CANADIAN RAILWAY OFFICE OF ARBITRATION
& DISPUTE RESOLUTION
CASE NO. 4140
Heard in Montreal, Thursday, 13 September 2012
CANADIAN NATIONAL RAILWAY COMPANY
TEAMSTERS CANADA RAIL CONFERENCE
Appeal the assessment of a 90 day suspension to Locomotive Engineer J. Diotte for “your failure to comply with CROR Rules 411 and 439, and subsequent violation of CROR Rule 403.1 on the Ashcroft Subdivision at Mile Point 101.5 on December 10, 2011 on Train A41141 08”.
JOINT STATEMENT OF ISSUE:
On December 10, 2011, Mr. Diotte was assigned to train A41141 08 when they were approaching Cisco West with the conductor operating the train. Part way through Cisco, Mr. Diotte noticed that the conductor was not slowing the train and Mr. Diotte ordered the conductor to place the train into emergency. Despite being in emergency, the train went past the stop signal at Cisco West by approximately 2-1/2 car lengths with no damage being done and no conflicting movements approaching. Subsequent to an investigation Mr. Diotte was served with a suspension.
The Union contends that the Company did not take into account the mitigating circumstances surrounding the incident and that the discipline is excessive.
The Union requested the Company reconsider the discipline assessed and expunge the discipline or, in the alternative, reduce the discipline and compensate Mr. Diotte for all loss of wages and benefits.
The Company disagrees with the Union.
FOR THE UNION: FOR THE COMPANY:
(SGD.) T. MARKEWICH (SGD.) D. CROSSAN
FOR: GENERAL CHAIRMAN MANAGER, LABOUR RELATIONS
There appeared on behalf of the Company:
K. Morris – Sr. Manager, Labour Relations, Edmonton
T. Brown – General Manager Operations, Champlain
D. Larouche – Manager, Labour Relations, Montreal
F. Montambeault – Human Resources Advisor, Montreal
K. Rehel – Human Resources Advisor, Montreal
T. Truong – Labour Relations Intern, Montreal
There appeared on behalf of the Union:
D. Ellickson – Counsel, Toronto
B. Willows – General Chairman, Edmonton
AWARD OF THE ARBITRATOR
Having reviewed the material the Arbitrator can appreciate the Union’s position. It submits that a three month suspension was excessive, given the grievor’s length of service and prior disciplinary record, which it submits is that of a good employee. The Arbitrator accepts that the grievor has been a good employee. That, however, does not fully cover all of the factors in the instant case.

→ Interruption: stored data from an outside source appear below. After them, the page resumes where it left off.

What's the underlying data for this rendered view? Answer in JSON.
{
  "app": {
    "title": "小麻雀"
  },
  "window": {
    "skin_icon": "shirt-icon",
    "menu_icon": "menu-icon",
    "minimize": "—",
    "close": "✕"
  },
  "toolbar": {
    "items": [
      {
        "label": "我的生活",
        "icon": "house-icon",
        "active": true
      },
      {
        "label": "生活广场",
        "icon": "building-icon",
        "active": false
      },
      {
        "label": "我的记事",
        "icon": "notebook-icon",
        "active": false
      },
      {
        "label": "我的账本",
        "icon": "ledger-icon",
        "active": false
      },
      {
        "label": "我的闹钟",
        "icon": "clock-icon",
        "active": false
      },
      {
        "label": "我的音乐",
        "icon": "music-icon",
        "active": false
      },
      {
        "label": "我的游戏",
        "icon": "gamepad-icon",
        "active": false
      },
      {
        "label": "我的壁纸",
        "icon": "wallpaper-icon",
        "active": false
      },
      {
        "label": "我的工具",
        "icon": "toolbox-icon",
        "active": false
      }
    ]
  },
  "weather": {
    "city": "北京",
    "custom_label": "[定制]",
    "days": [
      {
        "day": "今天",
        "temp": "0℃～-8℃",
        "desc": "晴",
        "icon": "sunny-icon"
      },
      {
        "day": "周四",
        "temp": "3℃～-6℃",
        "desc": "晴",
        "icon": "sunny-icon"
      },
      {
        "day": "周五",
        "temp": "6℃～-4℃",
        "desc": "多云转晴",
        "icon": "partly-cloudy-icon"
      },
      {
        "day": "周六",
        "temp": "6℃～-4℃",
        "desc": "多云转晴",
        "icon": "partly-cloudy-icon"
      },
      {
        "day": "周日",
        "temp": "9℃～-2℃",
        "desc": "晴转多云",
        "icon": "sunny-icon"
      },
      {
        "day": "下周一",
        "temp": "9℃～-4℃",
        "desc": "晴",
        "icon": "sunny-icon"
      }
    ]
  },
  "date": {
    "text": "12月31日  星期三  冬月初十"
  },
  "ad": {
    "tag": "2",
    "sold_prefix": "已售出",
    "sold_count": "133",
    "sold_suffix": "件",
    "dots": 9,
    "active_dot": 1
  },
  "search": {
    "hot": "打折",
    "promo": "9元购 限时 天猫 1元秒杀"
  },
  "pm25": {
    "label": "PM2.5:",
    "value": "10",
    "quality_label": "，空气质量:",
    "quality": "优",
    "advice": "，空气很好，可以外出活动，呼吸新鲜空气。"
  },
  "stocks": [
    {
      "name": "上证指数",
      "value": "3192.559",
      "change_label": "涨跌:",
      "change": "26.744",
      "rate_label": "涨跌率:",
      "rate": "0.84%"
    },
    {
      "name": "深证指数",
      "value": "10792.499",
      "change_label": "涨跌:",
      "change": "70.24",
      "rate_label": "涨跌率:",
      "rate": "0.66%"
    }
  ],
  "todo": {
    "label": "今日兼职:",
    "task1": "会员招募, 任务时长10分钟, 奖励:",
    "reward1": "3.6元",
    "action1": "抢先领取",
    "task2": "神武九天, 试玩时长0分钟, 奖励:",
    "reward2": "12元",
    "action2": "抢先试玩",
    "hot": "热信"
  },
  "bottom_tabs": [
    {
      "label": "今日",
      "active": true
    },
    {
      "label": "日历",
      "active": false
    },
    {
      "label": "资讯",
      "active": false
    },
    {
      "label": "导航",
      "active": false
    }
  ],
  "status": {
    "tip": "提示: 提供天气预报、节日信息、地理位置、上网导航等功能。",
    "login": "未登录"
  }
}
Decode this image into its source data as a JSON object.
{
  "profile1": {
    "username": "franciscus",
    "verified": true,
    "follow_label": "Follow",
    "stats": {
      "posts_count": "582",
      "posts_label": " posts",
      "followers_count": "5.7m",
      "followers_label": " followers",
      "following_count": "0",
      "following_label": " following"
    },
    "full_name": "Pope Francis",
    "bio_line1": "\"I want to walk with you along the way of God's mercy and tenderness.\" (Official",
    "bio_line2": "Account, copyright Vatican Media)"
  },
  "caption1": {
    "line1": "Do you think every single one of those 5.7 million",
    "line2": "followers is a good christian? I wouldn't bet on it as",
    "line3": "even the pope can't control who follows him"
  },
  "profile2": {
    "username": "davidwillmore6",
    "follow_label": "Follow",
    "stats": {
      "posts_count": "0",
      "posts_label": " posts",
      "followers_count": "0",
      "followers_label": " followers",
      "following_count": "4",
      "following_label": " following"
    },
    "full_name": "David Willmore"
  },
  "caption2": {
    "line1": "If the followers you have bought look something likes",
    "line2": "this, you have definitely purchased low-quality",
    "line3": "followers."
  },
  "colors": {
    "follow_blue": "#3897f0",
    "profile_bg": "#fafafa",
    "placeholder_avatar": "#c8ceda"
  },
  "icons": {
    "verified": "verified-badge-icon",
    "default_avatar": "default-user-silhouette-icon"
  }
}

As stressed by the Company’s representatives, there were a number of rules infractions committed by the grievor and his conductor in relation to their violation of rule 439 at Mile 101.5 of the Ashcroft Subdivision on December 10, 2011. Notably, the speed of their movement was in violation of the restriction for the territory over which they were travelling. It does not appear disputed that the grievor did not communicate to Conductor Town the need to reduce his speed at Mile 101.4. Additionally, it appears that there was a six second delay between the time the grievor himself reacted to the situation and the point at which his conductor placed the train into emergency. That could have been avoided, as the grievor could himself have placed the train in emergency, without relying on Mr. Town, who was a conductor / locomotive operator.
There is another element, stressed by the Company, which I also view as an aggravating factor. The grievor knew, or reasonably should have known, that his movement was travelling at a relatively short distance behind another train. As it happens, when the rule 439 infraction occurred, the tail end of the other train was in fact visible at some distance. It is not excessive to say that in these circumstances a collision was narrowly averted. Finally, the record confirms that while the grievor apparently instructed Conductor Town to make a radio broadcast, no such emergency broadcast was in fact made, in further violation of the rules, in particular rule CROR 403.1(ii).
While it is true, as pointed out by the Union, that some prior awards of this Office have seen lesser measures of discipline for violation of Rule 439, it must be stressed, however, that each case depends on its particular facts. For example, in CROA 3865 a CROR 439 infraction was committed by an employee of twenty-five years’ service who had never previously received any discipline whatsoever. In my view those cases are distinguishable.
For all of the foregoing reasons the Arbitrator is satisfied that the assessment of a 90 day suspension was not inappropriate in the circumstances, and that the Company’s decision should not be disturbed. The grievance is therefore dismissed.